Rochester, New York, US

The Louis Schmidt Committee of the BioCommunications Association is pleased to announce that Associate Professor Ted Kinsman is the 2019 Louis Schmidt Laureate. Ted Kinsman has a BS in Physics and a MS in Science Education. He worked as an optical engineer, a physicist, and a high school physics instructor before joining the teaching faculty at Rochester Institute of Technology. Ted was hired at RIT in 2013 in the Photographic Sciences department and teaches classes in high speed photography, photo instrumentation, and scanning electron microscopy as well as other technology and imaging related subjects. As a scientist, Kinsman’s work focuses on using images to teach science related subjects and how to solve problems.
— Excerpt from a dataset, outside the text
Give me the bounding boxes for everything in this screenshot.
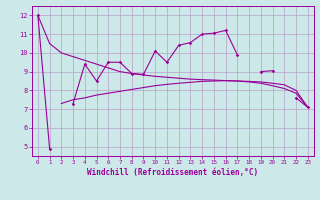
X-axis label: Windchill (Refroidissement éolien,°C): Windchill (Refroidissement éolien,°C) bbox=[87, 168, 258, 177]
Kinsman’s photographic work explores the boundaries of what is possible using technology to make photographs. His work has been featured in countless books, magazines and in many online publications. His work has appeared on The Discovery Channel, Crime Scene Investigations (CSI), The X-Files, South Park, The Tyra Banks Show, ABC, NBC, PBS, CBS and the British Broadcasting Corporation. Recently, he contributed work to The Frozen Planet series and James Cameron’s Avatar movie. He is also a frequent author of “how to” articles and contributed a chapter for Laboratory Imaging and Photography: Best Practices for Photomicrography and More Focal Press, 2016.

The recipient of numerous awards, Kinsman won the 2015 National Science Foundation’s Imaging Science Contest with an x-ray image of a turtle with eggs. Kinsman’s recent book Cannabis: Marijuana Under the Microscope / Schiffer Publishing 2018, shares his fresh and visually stunning photographs exploring the extraordinary beauty and diversity of the world’s most controversial plant: Cannabis salvia. Cutting-edge scanning electron microscope images, combined with light micrographs and X-rays, are shared in this beautiful book exploring this plant and the intrigue surrounding it.

Applying physics to photography remains one of his specialties. Initially he started his imaging company to publish science books. Within a few years though, the focus changed to the production of high quality time-lapse films of flowers blooming. This footage was widely distributed and has appeared in thousands of commercials. In 1999 his work moved into the area of educational science photography. In this new initiative, scanning electron microscopy and radiography became the focus of his photography. More than 38 stock companies represent Ted’s work both nationally and internationally. Numerous books and magazines including Scientific American, Science News, New York Times, and National Geographic routinely use his images.